Prove that the triangle with vertices with (3,5), (-2,6), and (1,3) is a right triangle.

If the sum of square of distance between two vertices is equal to the square of distance between third vertices, then the triangle is a right angled triangle.

By above definition, we get

[tex]BC^{2} + CA^{2} = AB^{2}[/tex] ----- eqn 1

Where AB is the distance between vertices A and B

BC is the distance between vertices B and C

CA is the distance between vertices C and D

Distance between any two vertices of a triangle is given as

[tex]Distance = \sqrt{\left(x_{2} -x_{1}\right )^{2} + \left(y_{2} -y_{1}\right)^{2} }[/tex] ------- eqn 2

Step 1:

Let us find the distance between the vertices A(3,5) and B(-2,6)
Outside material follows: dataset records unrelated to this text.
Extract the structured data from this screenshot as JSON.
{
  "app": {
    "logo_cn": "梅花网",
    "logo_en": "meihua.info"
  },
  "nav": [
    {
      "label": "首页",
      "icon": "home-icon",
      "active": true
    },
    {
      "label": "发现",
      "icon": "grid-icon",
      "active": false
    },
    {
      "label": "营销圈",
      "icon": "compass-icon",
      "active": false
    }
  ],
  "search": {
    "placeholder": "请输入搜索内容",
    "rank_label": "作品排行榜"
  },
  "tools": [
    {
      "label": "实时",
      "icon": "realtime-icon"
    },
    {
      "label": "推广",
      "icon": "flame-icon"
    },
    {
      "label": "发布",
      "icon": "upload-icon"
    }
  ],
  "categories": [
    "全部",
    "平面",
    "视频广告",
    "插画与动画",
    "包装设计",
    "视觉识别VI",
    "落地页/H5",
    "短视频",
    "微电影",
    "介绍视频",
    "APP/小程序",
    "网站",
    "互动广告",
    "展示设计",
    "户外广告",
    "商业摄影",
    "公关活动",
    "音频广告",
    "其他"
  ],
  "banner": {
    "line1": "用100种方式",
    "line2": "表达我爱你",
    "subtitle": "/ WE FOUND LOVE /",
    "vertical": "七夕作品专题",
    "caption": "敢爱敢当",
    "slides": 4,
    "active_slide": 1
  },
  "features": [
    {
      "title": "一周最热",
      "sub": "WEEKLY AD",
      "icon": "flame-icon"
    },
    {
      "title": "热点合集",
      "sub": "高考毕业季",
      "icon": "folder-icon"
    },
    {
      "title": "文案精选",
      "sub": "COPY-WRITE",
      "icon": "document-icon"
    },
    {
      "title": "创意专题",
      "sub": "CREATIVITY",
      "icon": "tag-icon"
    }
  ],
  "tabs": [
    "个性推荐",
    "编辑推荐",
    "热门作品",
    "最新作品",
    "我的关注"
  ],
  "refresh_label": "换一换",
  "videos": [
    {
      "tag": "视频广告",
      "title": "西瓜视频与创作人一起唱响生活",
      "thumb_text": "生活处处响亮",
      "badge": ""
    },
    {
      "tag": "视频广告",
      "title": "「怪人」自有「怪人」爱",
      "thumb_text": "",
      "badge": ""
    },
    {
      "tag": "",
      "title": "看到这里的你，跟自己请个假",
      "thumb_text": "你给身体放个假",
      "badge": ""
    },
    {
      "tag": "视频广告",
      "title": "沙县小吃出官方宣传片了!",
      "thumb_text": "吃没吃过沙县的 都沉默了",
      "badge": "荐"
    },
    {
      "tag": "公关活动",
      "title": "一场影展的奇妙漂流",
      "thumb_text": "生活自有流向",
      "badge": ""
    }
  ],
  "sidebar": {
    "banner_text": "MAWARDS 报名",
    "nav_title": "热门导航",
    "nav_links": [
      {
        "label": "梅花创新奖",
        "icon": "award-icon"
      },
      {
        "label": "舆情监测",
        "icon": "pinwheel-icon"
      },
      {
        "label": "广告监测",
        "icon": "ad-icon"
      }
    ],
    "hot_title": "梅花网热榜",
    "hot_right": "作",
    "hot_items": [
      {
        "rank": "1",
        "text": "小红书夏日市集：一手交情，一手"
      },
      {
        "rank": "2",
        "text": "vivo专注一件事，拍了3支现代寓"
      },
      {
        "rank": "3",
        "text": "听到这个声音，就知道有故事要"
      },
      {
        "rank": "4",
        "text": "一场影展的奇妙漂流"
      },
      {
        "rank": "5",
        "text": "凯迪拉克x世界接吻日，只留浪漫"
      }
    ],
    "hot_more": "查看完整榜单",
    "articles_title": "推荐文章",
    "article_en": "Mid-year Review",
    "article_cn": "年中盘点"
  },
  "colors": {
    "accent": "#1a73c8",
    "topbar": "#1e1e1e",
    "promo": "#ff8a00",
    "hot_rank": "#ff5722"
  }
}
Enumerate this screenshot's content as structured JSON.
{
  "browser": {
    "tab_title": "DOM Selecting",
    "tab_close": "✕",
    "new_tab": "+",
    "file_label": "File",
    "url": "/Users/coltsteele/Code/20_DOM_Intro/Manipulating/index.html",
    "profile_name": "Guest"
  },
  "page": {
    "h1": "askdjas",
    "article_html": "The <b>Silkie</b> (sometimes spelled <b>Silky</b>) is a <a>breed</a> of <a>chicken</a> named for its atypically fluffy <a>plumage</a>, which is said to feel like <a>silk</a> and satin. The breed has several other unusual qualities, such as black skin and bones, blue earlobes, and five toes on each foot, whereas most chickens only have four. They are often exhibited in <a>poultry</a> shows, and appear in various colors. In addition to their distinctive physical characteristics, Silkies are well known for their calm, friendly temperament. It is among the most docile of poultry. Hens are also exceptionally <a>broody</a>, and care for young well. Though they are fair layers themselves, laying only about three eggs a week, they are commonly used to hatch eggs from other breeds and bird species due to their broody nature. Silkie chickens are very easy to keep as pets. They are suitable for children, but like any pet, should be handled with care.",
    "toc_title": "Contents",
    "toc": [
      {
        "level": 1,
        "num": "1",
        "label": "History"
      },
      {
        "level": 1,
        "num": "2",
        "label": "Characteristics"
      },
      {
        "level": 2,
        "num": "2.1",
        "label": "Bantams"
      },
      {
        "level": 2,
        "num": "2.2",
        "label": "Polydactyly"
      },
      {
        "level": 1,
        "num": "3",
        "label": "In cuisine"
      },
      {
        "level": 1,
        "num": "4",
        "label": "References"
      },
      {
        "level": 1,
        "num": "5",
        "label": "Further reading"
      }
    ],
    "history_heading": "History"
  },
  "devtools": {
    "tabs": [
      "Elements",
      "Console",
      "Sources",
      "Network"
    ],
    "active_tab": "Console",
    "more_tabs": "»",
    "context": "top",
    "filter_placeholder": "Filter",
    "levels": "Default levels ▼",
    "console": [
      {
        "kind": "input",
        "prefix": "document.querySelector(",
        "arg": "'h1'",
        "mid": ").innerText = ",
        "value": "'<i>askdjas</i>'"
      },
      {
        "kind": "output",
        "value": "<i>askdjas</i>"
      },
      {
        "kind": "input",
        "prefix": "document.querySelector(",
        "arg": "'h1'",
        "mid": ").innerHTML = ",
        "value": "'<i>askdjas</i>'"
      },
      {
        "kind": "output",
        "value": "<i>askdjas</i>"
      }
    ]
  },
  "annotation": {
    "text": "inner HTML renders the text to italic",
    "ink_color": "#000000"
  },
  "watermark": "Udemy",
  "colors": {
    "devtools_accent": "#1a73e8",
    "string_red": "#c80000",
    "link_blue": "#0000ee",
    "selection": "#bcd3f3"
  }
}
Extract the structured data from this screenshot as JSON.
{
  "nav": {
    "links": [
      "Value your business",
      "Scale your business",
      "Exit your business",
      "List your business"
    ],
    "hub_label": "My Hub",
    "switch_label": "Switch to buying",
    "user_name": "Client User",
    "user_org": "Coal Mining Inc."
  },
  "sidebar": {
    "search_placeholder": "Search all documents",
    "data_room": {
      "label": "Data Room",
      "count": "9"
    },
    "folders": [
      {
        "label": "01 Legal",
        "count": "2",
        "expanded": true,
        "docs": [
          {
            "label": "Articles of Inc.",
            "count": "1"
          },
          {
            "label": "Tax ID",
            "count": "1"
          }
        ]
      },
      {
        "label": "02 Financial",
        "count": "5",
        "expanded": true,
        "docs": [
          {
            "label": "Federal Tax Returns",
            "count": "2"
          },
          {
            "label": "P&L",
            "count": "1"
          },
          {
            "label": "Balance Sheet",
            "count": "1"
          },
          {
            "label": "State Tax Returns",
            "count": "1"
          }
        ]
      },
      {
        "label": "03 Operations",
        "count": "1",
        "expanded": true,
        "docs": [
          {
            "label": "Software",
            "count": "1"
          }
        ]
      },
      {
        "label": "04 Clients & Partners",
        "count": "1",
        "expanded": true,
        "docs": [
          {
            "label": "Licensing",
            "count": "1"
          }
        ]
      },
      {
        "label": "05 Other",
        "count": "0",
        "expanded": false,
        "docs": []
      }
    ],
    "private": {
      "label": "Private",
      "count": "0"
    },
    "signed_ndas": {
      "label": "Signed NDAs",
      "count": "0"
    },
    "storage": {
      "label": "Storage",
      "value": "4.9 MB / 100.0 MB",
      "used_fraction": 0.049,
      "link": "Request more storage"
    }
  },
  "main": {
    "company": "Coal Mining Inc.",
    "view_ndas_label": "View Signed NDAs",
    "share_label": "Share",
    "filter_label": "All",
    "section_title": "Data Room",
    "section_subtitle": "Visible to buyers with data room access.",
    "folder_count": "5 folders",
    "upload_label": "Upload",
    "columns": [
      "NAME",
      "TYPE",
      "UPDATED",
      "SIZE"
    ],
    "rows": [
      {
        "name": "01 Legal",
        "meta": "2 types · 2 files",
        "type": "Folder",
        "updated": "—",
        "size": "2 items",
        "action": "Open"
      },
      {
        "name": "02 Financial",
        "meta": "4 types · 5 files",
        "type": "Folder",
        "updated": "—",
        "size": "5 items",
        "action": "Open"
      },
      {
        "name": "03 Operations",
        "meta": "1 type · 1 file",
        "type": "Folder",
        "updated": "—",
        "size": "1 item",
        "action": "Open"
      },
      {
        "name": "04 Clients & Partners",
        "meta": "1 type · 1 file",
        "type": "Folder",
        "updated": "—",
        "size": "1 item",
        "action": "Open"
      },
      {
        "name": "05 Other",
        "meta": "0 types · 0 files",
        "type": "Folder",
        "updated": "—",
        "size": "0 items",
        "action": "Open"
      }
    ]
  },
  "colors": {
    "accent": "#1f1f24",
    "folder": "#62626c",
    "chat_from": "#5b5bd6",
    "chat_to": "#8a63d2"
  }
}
By using equation 2, we get

[tex]x_{1} = 3, x_{2} = -2, y_{1} = 5 \text { and } y_{2} = 6[/tex]

Distance between vertices A and B =[tex]\sqrt{(-2-3)^{2}+(6-5)^{2}}[/tex]

= [tex]\sqrt{(-5)^{2} + (1)^{2}}[/tex]

= [tex]\sqrt{25+1}[/tex]

= [tex]\sqrt{26} units[/tex]

Step 2:

Let us find the distance between the vertices B(-2,6) and C(1,3)

By using equation 2, we get

[tex]x_{1} = -2, x_{2} = 1, y_{1} = 6 \text { and } y_{2} = 3[/tex]

Distance between vertices B and C = [tex]\sqrt{(1-(-2))^{2}+(3-6)^{2}}[/tex]

= [tex]\sqrt{(1-(-2))^{2} + (3-6)^{2}}[/tex]

= [tex]\sqrt{3^{2}+9}[/tex]

= [tex]\sqrt{9+9}[/tex]

= [tex]\sqrt{18} \text { units }[/tex]

Step 3:

Let us find the distance between the vertices C(1,3) and D(3,5)

By using equation 2, we get

[tex]x_{1} = 1, x_{2} = 3, y_{1} = 3 \text { and } y_{2} = 5[/tex]

Distance between the vertices C and A

= [tex]\sqrt{(3-1)^{2} + (5-3)^{2}}[/tex]

= [tex]\sqrt{2^{2} + 2^{2}}[/tex]

= [tex]\sqrt{4+4}[/tex]

= [tex]\sqrt{8} units[/tex]

Step 4:

By using equation 1,

[tex]BC^{2} + CA^{2} = AB^{2}[/tex]

[tex](\sqrt{18})^{2} + (\sqrt{8})^{2} = (\sqrt{26})^{2}[/tex]

18 + 8 = 26

26 = 26

Hence the condition is satisfied. So the given triangle with vertices with (3,5), (-2,6), and (1,3) is a right triangle.